Posrakyat.com – Sentra Investigasi Riset dan Advokasi Publik (SIGAP) resmi melayangkan laporan pengaduan ke Jaksa Agung Muda Tindak Pidana Khusus (JAMPIDSUS) Kejaksaan Agung RI terkait dugaan tindak pidana korupsi dalam pengelolaan APBD Kabupaten Mamuju, Sulawesi Barat Tahun Anggaran 2021.
Laporan yang disampaikan pada 20 April 2026 itu menyoroti indikasi praktik Kolusi, Korupsi, dan Nepotisme (KKN) dalam kebijakan penyaluran beras bagi Aparatur Sipil Negara (ASN), serta dugaan manipulasi anggaran yang diduga melibatkan sejumlah pejabat daerah dan tokoh politik.

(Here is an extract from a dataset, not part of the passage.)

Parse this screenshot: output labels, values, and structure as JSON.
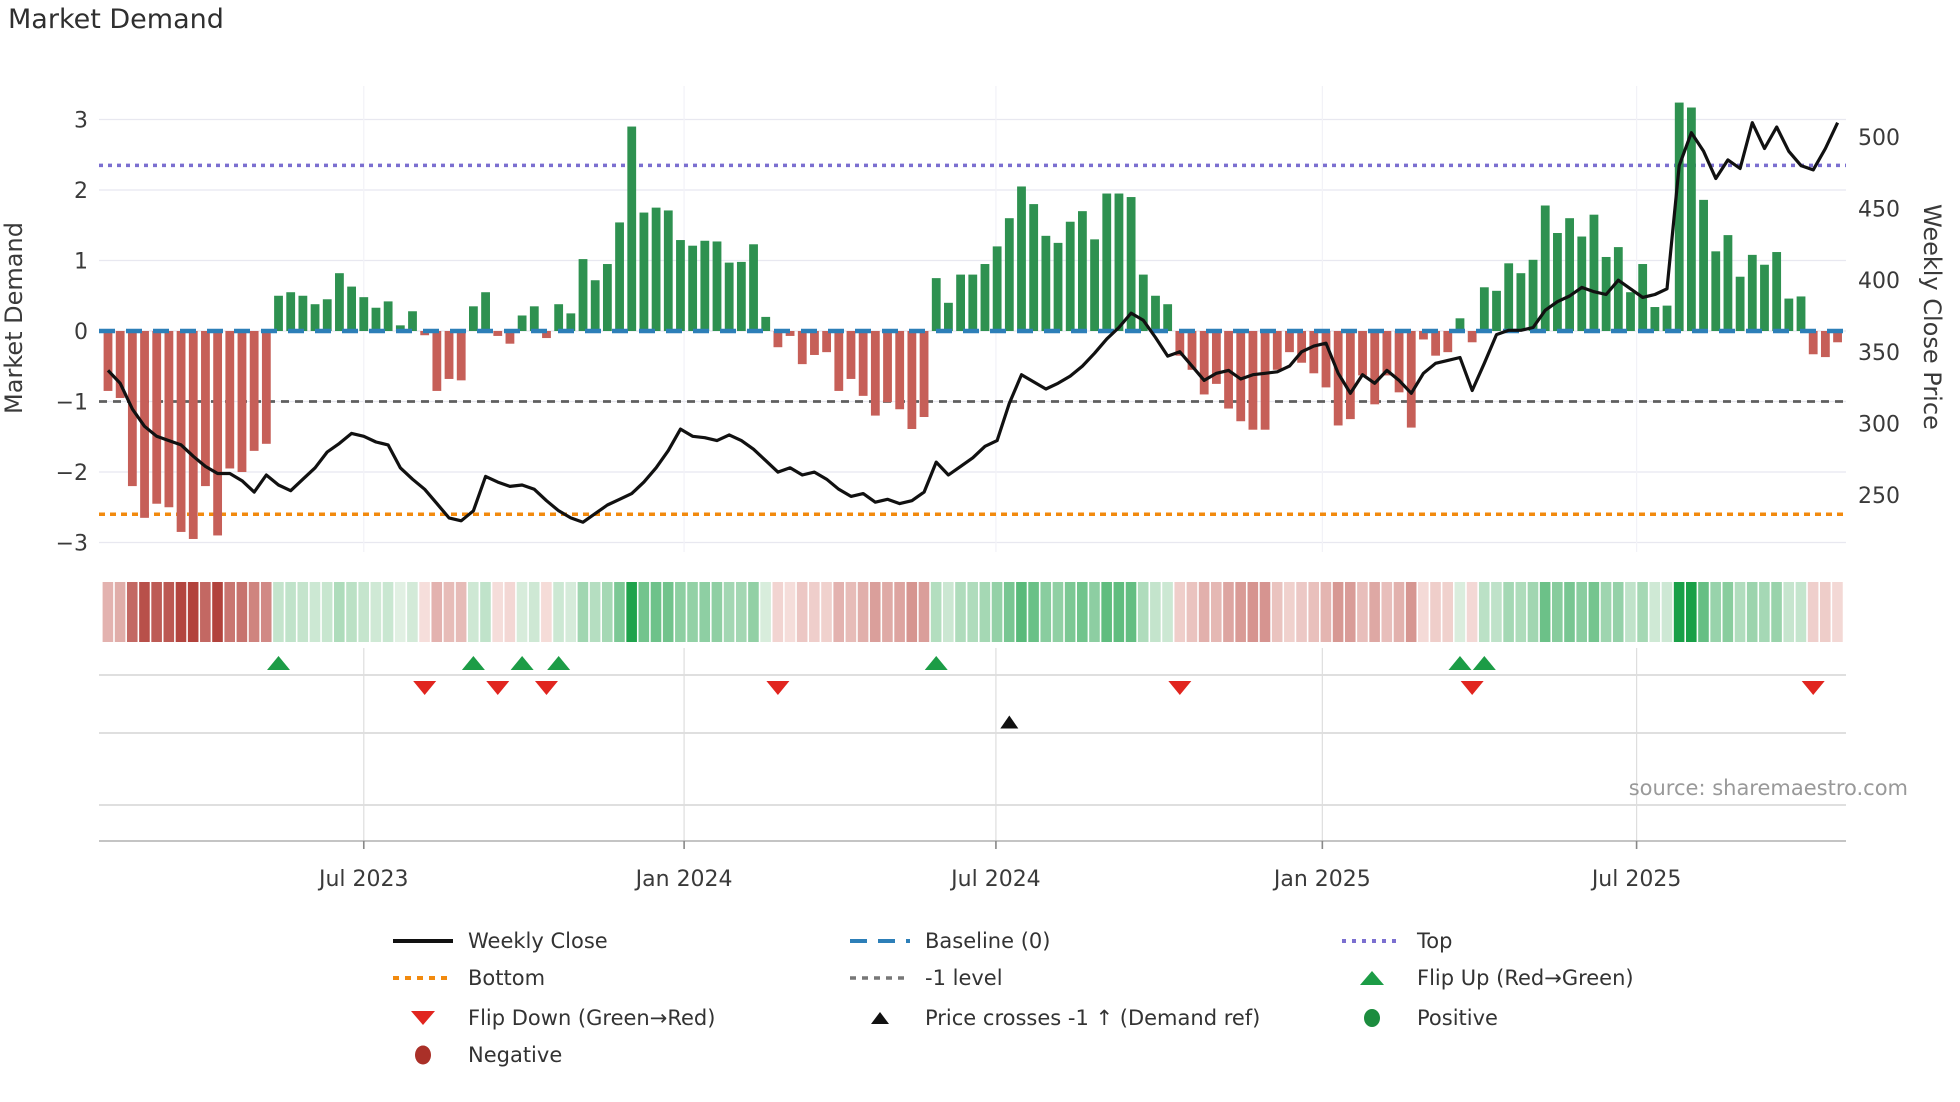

Direktur Eksekutif SIGAP, Muzakkir Walad, dalam keterangan tertulisnya menyebutkan, bahwa dugaan tersebut mengacu pada teori korupsi CDMA (Corruption = Discretion + Monopoly – Accountability), yang dinilai terjadi dalam kebijakan yang diterapkan Pemerintah Kabupaten Mamuju saat itu.
Baca Juga: Menang Praperadilan, 9 Warga Loli Oge Bebas Status Tersangka: Hakim Perintahkan Hentikan Penyidikan
“Indikasi korupsi tersebut bermula dari terbitnya Surat Edaran Bupati Mamuju Nomor 009/21/XI/2021 tentang pembelian dan penyaluran beras bagi ASN, yang mewajibkan ribuan ASN melakukan pembelian melalui mekanisme tertentu,” ungkapnya.
Disebutkan, kebijakan itu kemudian ditindaklanjuti melalui kerja sama antara Perum Bulog Cabang Mamuju dengan PT Mitra Agro Manakarra, perusahaan penggilingan beras yang diduga memiliki keterkaitan dengan keluarga kepala daerah.